QUINTO.- De conformidad con lo dispuesto en los artículos 394 y 398, ambos de la Ley 1/2000, de 7 de enero, de Enjuiciamiento Civil , dadas la especial naturaleza de las cuestiones que han sido sometidas a deliberación del tribunal, no procede hacer pronunciamiento en materia de costas procesales en esta alzada, conforme a la doctrina de las SSAP de Málaga de 20 de septiembre y 31 de octubre de 2007 .

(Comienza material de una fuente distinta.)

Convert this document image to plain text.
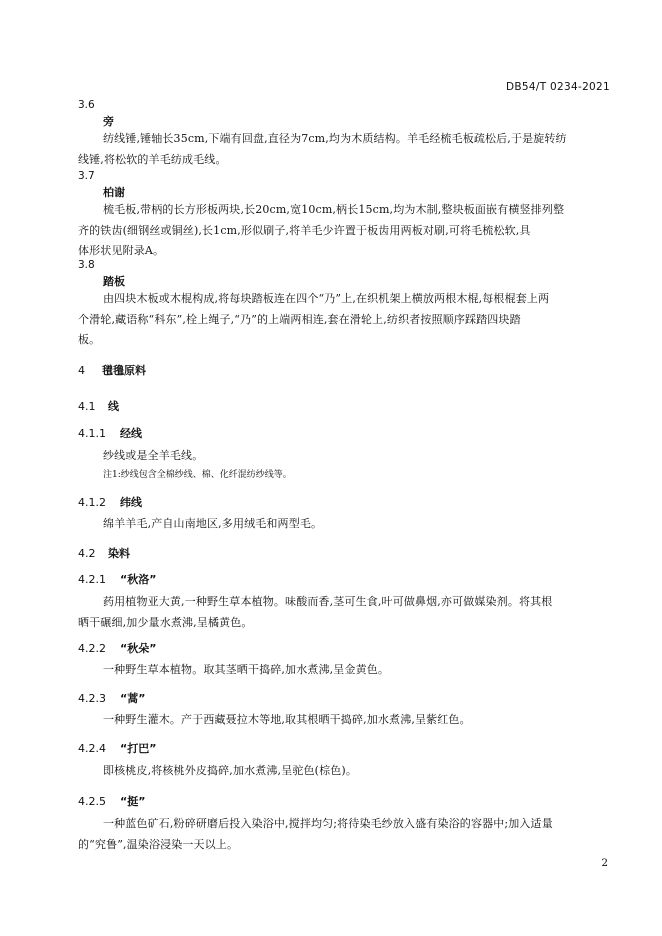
DB54/T 0234-2021
3.6
旁

纺线锤,锤轴长35cm,下端有回盘,直径为7cm,均为木质结构。羊毛经梳毛板疏松后,于是旋转纺

线锤,将松软的羊毛纺成毛线。

3.7
柏谢

梳毛板,带柄的长方形板两块,长20cm,宽10cm,柄长15cm,均为木制,整块板面嵌有横竖排列整

齐的铁齿(细钢丝或铜丝),长1cm,形似刷子,将羊毛少许置于板齿用两板对刷,可将毛梳松软,具

体形状见附录A。

3.8
踏板

由四块木板或木棍构成,将每块踏板连在四个“乃”上,在织机架上横放两根木棍,每根棍套上两

个滑轮,藏语称“科东”,栓上绳子,“乃”的上端两相连,套在滑轮上,纺织者按照顺序踩踏四块踏

板。

4 氆氇原料
4.1 线
4.1.1 经线

纱线或是全羊毛线。

注1:纱线包含全棉纱线、棉、化纤混纺纱线等。
4.1.2 纬线

绵羊羊毛,产自山南地区,多用绒毛和两型毛。

4.2 染料
4.2.1 “秋洛”

药用植物亚大黄,一种野生草本植物。味酸而香,茎可生食,叶可做鼻烟,亦可做媒染剂。将其根

晒干碾细,加少量水煮沸,呈橘黄色。

4.2.2 “秋朵”

一种野生草本植物。取其茎晒干捣碎,加水煮沸,呈金黄色。

4.2.3 “蒿”

一种野生灌木。产于西藏聂拉木等地,取其根晒干捣碎,加水煮沸,呈紫红色。

4.2.4 “打巴”

即核桃皮,将核桃外皮捣碎,加水煮沸,呈驼色(棕色)。

4.2.5 “挺”

一种蓝色矿石,粉碎研磨后投入染浴中,搅拌均匀;将待染毛纱放入盛有染浴的容器中;加入适量

的“究鲁”,温染浴浸染一天以上。

2
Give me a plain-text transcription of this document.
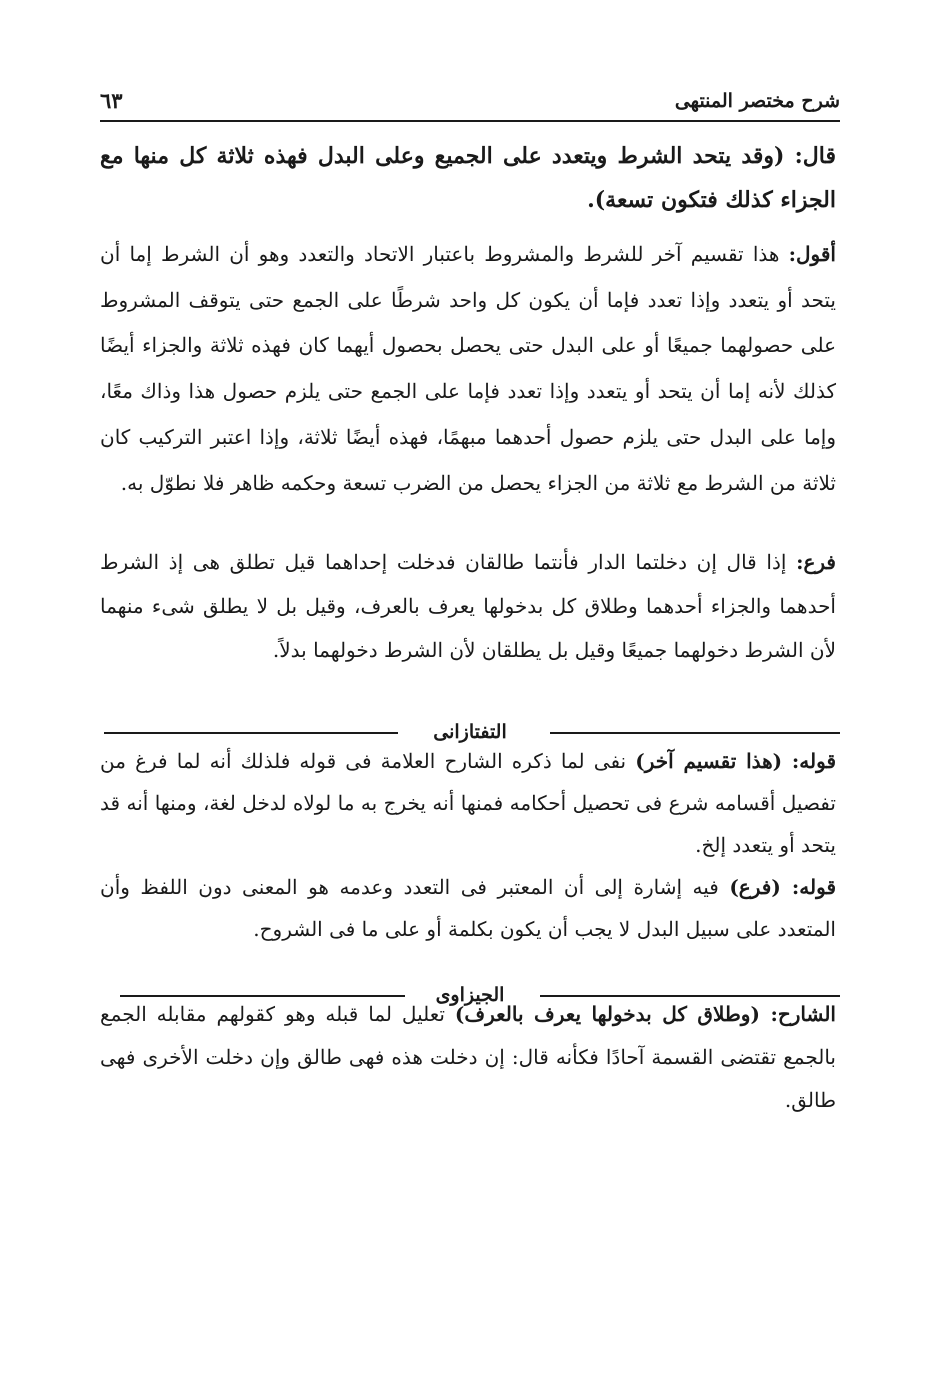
٦٣	شرح مختصر المنتهى

قال: (وقد يتحد الشرط ويتعدد على الجميع وعلى البدل فهذه ثلاثة كل منها مع الجزاء كذلك فتكون تسعة).

أقول: هذا تقسيم آخر للشرط والمشروط باعتبار الاتحاد والتعدد وهو أن الشرط إما أن يتحد أو يتعدد وإذا تعدد فإما أن يكون كل واحد شرطًا على الجمع حتى يتوقف المشروط على حصولهما جميعًا أو على البدل حتى يحصل بحصول أيهما كان فهذه ثلاثة والجزاء أيضًا كذلك لأنه إما أن يتحد أو يتعدد وإذا تعدد فإما على الجمع حتى يلزم حصول هذا وذاك معًا، وإما على البدل حتى يلزم حصول أحدهما مبهمًا، فهذه أيضًا ثلاثة، وإذا اعتبر التركيب كان ثلاثة من الشرط مع ثلاثة من الجزاء يحصل من الضرب تسعة وحكمه ظاهر فلا نطوّل به.

فرع: إذا قال إن دخلتما الدار فأنتما طالقان فدخلت إحداهما قيل تطلق هى إذ الشرط أحدهما والجزاء أحدهما وطلاق كل بدخولها يعرف بالعرف، وقيل بل لا يطلق شىء منهما لأن الشرط دخولهما جميعًا وقيل بل يطلقان لأن الشرط دخولهما بدلاً.

التفتازانى

قوله: (هذا تقسيم آخر) نفى لما ذكره الشارح العلامة فى قوله فلذلك أنه لما فرغ من تفصيل أقسامه شرع فى تحصيل أحكامه فمنها أنه يخرج به ما لولاه لدخل لغة، ومنها أنه قد يتحد أو يتعدد إلخ.

قوله: (فرع) فيه إشارة إلى أن المعتبر فى التعدد وعدمه هو المعنى دون اللفظ وأن المتعدد على سبيل البدل لا يجب أن يكون بكلمة أو على ما فى الشروح.

الجيزاوى

الشارح: (وطلاق كل بدخولها يعرف بالعرف) تعليل لما قبله وهو كقولهم مقابله الجمع بالجمع تقتضى القسمة آحادًا فكأنه قال: إن دخلت هذه فهى طالق وإن دخلت الأخرى فهى طالق.
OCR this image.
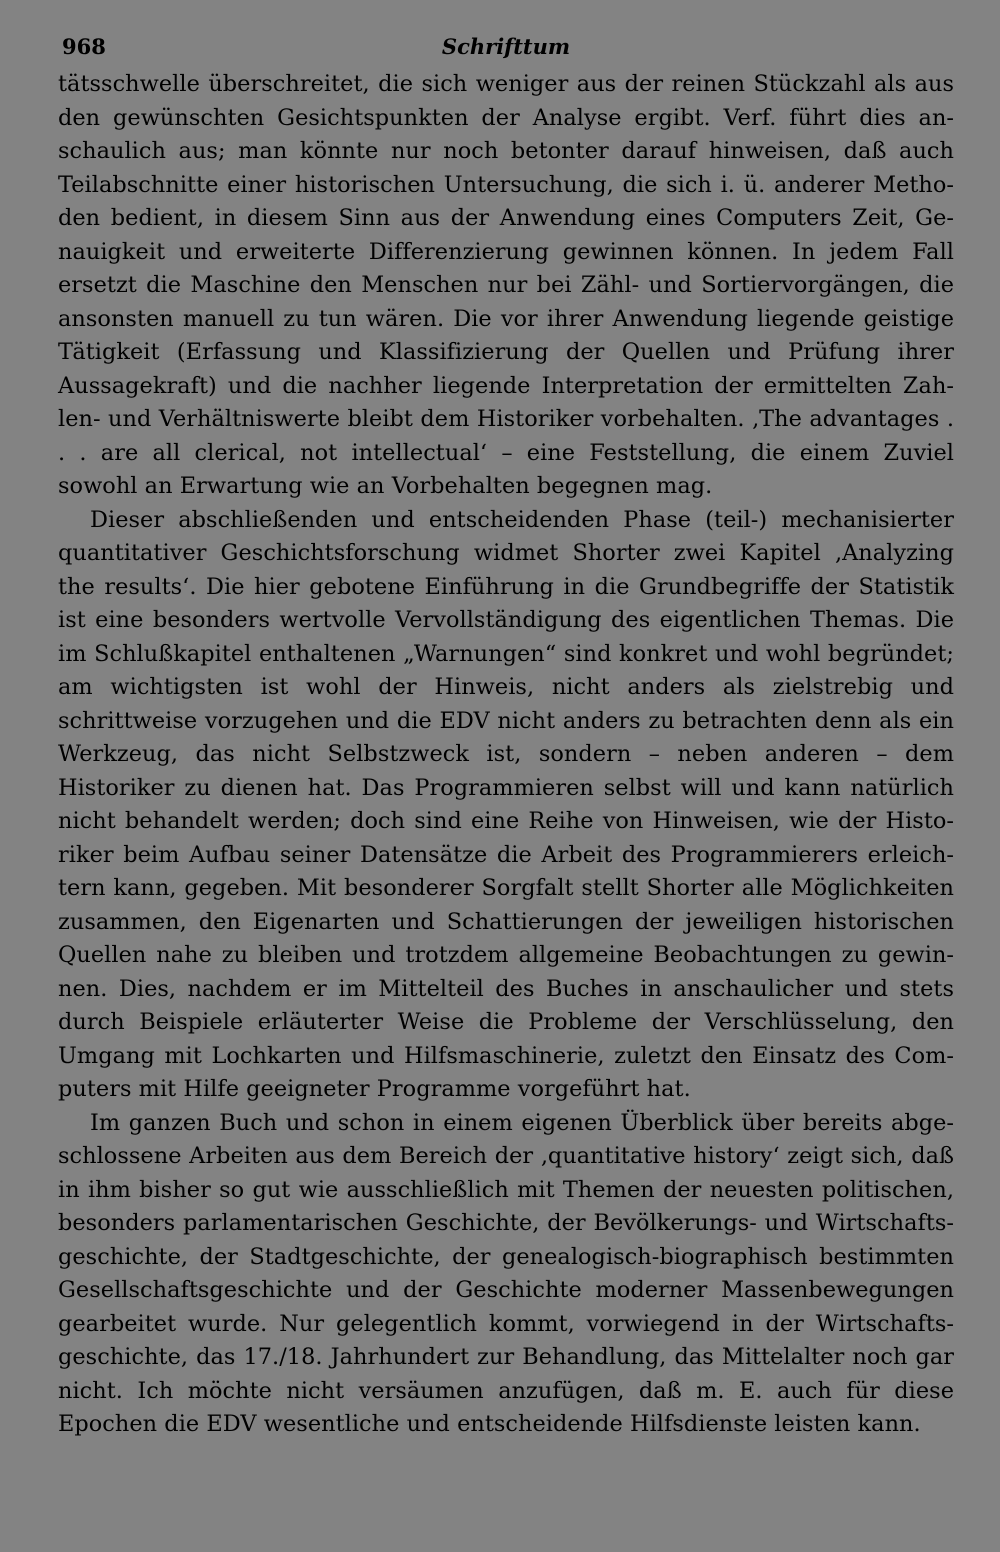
968	Schrifttum

tätsschwelle überschreitet, die sich weniger aus der reinen Stückzahl als aus den gewünschten Gesichtspunkten der Analyse ergibt. Verf. führt dies anschaulich aus; man könnte nur noch betonter darauf hinweisen, daß auch Teilabschnitte einer historischen Untersuchung, die sich i. ü. anderer Methoden bedient, in diesem Sinn aus der Anwendung eines Computers Zeit, Genauigkeit und erweiterte Differenzierung gewinnen können. In jedem Fall ersetzt die Maschine den Menschen nur bei Zähl- und Sortiervorgängen, die ansonsten manuell zu tun wären. Die vor ihrer Anwendung liegende geistige Tätigkeit (Erfassung und Klassifizierung der Quellen und Prüfung ihrer Aussagekraft) und die nachher liegende Interpretation der ermittelten Zahlen- und Verhältniswerte bleibt dem Historiker vorbehalten. ‚The advantages . . . are all clerical, not intellectual‘ – eine Feststellung, die einem Zuviel sowohl an Erwartung wie an Vorbehalten begegnen mag.

Dieser abschließenden und entscheidenden Phase (teil-) mechanisierter quantitativer Geschichtsforschung widmet Shorter zwei Kapitel ‚Analyzing the results‘. Die hier gebotene Einführung in die Grundbegriffe der Statistik ist eine besonders wertvolle Vervollständigung des eigentlichen Themas. Die im Schlußkapitel enthaltenen „Warnungen“ sind konkret und wohl begründet; am wichtigsten ist wohl der Hinweis, nicht anders als zielstrebig und schrittweise vorzugehen und die EDV nicht anders zu betrachten denn als ein Werkzeug, das nicht Selbstzweck ist, sondern – neben anderen – dem Historiker zu dienen hat. Das Programmieren selbst will und kann natürlich nicht behandelt werden; doch sind eine Reihe von Hinweisen, wie der Historiker beim Aufbau seiner Datensätze die Arbeit des Programmierers erleichtern kann, gegeben. Mit besonderer Sorgfalt stellt Shorter alle Möglichkeiten zusammen, den Eigenarten und Schattierungen der jeweiligen historischen Quellen nahe zu bleiben und trotzdem allgemeine Beobachtungen zu gewinnen. Dies, nachdem er im Mittelteil des Buches in anschaulicher und stets durch Beispiele erläuterter Weise die Probleme der Verschlüsselung, den Umgang mit Lochkarten und Hilfsmaschinerie, zuletzt den Einsatz des Computers mit Hilfe geeigneter Programme vorgeführt hat.

Im ganzen Buch und schon in einem eigenen Überblick über bereits abgeschlossene Arbeiten aus dem Bereich der ‚quantitative history‘ zeigt sich, daß in ihm bisher so gut wie ausschließlich mit Themen der neuesten politischen, besonders parlamentarischen Geschichte, der Bevölkerungs- und Wirtschaftsgeschichte, der Stadtgeschichte, der genealogisch-biographisch bestimmten Gesellschaftsgeschichte und der Geschichte moderner Massenbewegungen gearbeitet wurde. Nur gelegentlich kommt, vorwiegend in der Wirtschaftsgeschichte, das 17./18. Jahrhundert zur Behandlung, das Mittelalter noch gar nicht. Ich möchte nicht versäumen anzufügen, daß m. E. auch für diese Epochen die EDV wesentliche und entscheidende Hilfsdienste leisten kann.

En virtud de la Potestad Jurisdiccional que nos viene conferida por la Soberanía Popular y en nombre de S.M. el Rey. Vistos los preceptos legales citados y demás de general y pertinente aplicación al caso:
Fallo
Que desestimando el recurso de apelación interpuesto por D. Cayetano , representado en esta alzada por el Procurador de los Tribunales Sr. Muñoz Barona, contra la sentencia de 13 de marzo de 2008, dictada por el Juzgado de Primera Instancia número 53 de Madrid en proceso ordinario número 1258 de 2007, confirmando íntegramente la misma, debemos acordar y acordamos no hacer especial pronunciamiento en materia de costas procesales en esta alzada.
Notifíquese la presente resolución a las partes interesadas, haciéndoles saber que la misma puede ser susceptible de recurso de casación o de recurso extraordinario por infracción procesal, debiendo preparar cualquiera de ellos mediante escrito en el plazo de cinco días siguientes a la notificación ante esta Sala que la dicta.
Así, por esta nuestra Sentencia, lo pronunciamos, mandamos y firmamos.
PUBLICACION.- Firmada la anterior resolución es entregada en esta Secretaría para su notificación, dándose publicidad en legal forma, y se expide certificación literal de la misma para su unión al rollo. Certifico.